The Most Beloved Linear Regression Project, House price prediction

In this blog, you will learn How to use linear regression for House price prediction. I am a huge believer in learning on the go while doing projects. It teaches us a lot of new things which were not possible by just learning from videos and books. In this blog, I am intentionally pasting screenshots of my code, so that you will go to your Jupyter notebook and type it by yourself instead of just copy-pasting.

In this, I am not going to explain What is Linear Regression as you may have learned it before jumping into the project, but if you have not, don’t worry you check my latest thread on Twitter here .

Let’s get started.

Link to the dataset- Dataset

The dataset contains 7 columns and 5000 rows with CSV extension. The data contains the following columns :

‘Avg. Area Income’: Avg. Income of householder of the city house is located in.
‘Avg. Area House Age’: Avg. Age of Houses in the same city.
‘Avg. Area Number of Rooms: Avg. Number of Rooms for Houses in the same city.
‘Avg. Area Number of Bedrooms: Avg. no. of Bedrooms for Houses in the same city.
‘Area Population’: Population of the city.
‘Price’: Price that the house sold at.
‘Address’: Address of the houses.

The first step is of course importing all the required libraries.
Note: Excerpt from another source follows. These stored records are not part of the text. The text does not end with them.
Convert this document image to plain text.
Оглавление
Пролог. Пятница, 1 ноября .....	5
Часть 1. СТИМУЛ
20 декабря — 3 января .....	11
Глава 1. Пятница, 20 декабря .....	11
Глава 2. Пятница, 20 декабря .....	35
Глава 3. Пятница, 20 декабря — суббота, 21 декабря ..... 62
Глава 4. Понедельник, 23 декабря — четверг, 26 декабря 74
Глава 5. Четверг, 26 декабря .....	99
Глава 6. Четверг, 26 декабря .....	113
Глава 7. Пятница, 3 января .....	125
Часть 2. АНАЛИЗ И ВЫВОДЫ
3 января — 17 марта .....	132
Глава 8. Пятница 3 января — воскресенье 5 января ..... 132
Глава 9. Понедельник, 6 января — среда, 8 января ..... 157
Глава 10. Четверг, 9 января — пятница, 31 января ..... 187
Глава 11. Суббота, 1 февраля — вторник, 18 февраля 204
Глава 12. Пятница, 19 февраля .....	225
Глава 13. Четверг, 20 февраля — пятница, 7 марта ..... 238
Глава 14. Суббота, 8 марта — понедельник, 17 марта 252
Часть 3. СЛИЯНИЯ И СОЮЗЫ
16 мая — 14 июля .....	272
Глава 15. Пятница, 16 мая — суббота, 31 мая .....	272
-Pandas is mainly used for data analysis and associated manipulation of tabular data in Dataframes. Pandas allow importing data from various file formats such as comma-separated values, JSON, Parquet, SQL database tables or queries, and Microsoft Excel.

-NumPy is a Python library used for working with arrays. It also has functions for working in the domain of linear algebra, Fourier transform, and matrices.

-Seaborn is an open-source Python library built on top of matplotlib. It is used for data visualization and exploratory data analysis. Seaborn works easily with dataframes and the Pandas library.

-Matplotlib is a cross-platform, data visualization and graphical plotting library for Python and its numerical extension NumPy.

-You can use the magic function %matplotlib inline to enable the inline plotting, where the plots/graphs will be displayed just below the cell where your plotting commands are written.

here HouseDF variable is created by assigning CSV values. You can explore pd.read_csv() here.

.head() will show the first five lines of our dataset.

.info() print information about dataset. This information contains the number of columns, column labels, column data types, memory usage, range index, and the number of cells in each column (non-null values).

.describe() generate descriptive statistics. It includes those that summarize the central tendency, dispersion, and shape of a dataset’s distribution, excluding NaN values. Explore more about .describe() here.

.columns will show the column labels of the DataFrame.

sns.pairplot(Dataframe) plots pairwise relationships in a dataset. By default, this function will create a grid of Axes such that each numeric variable in data will by shared across the y-axes across a single row and the x-axes across a single column. The diagonal plots are treated differently: a univariate distribution plot is drawn to show the marginal distribution of the data in each column. Explore more about pairplot here.

Pair plots are used to understand the best set of characteristics to describe the relationship between two variables or form the most distant clusters. It also helps to form some simple classification models by drawing some simple lines or linear separations on the dataset.

.heatmap will plot rectangular data as a color-encoded matrix. ‘annot=True’ writes the data value in each cell. Explore more about .heatmap here.

The main purpose of heatmaps is to better visualize the amount of places/events in the dataset, allowing the viewer to navigate to the areas of data visualization that matter most.

here X and y values are assigned as we are going to plot a Linear graph to predict Price.

Explore more about it here. To know how it works exactly here’s an illustration.

Image by Michael Galarnyk

X_train, X_test, y_train, y_test = train_test_split(X, y, test_size=0.40, random_state=101)

test_size represent the proportion of the dataset to include in the test split.

random_state controls the shuffling applied to the data before applying the split. Pass an int for reproducible output across multiple function calls.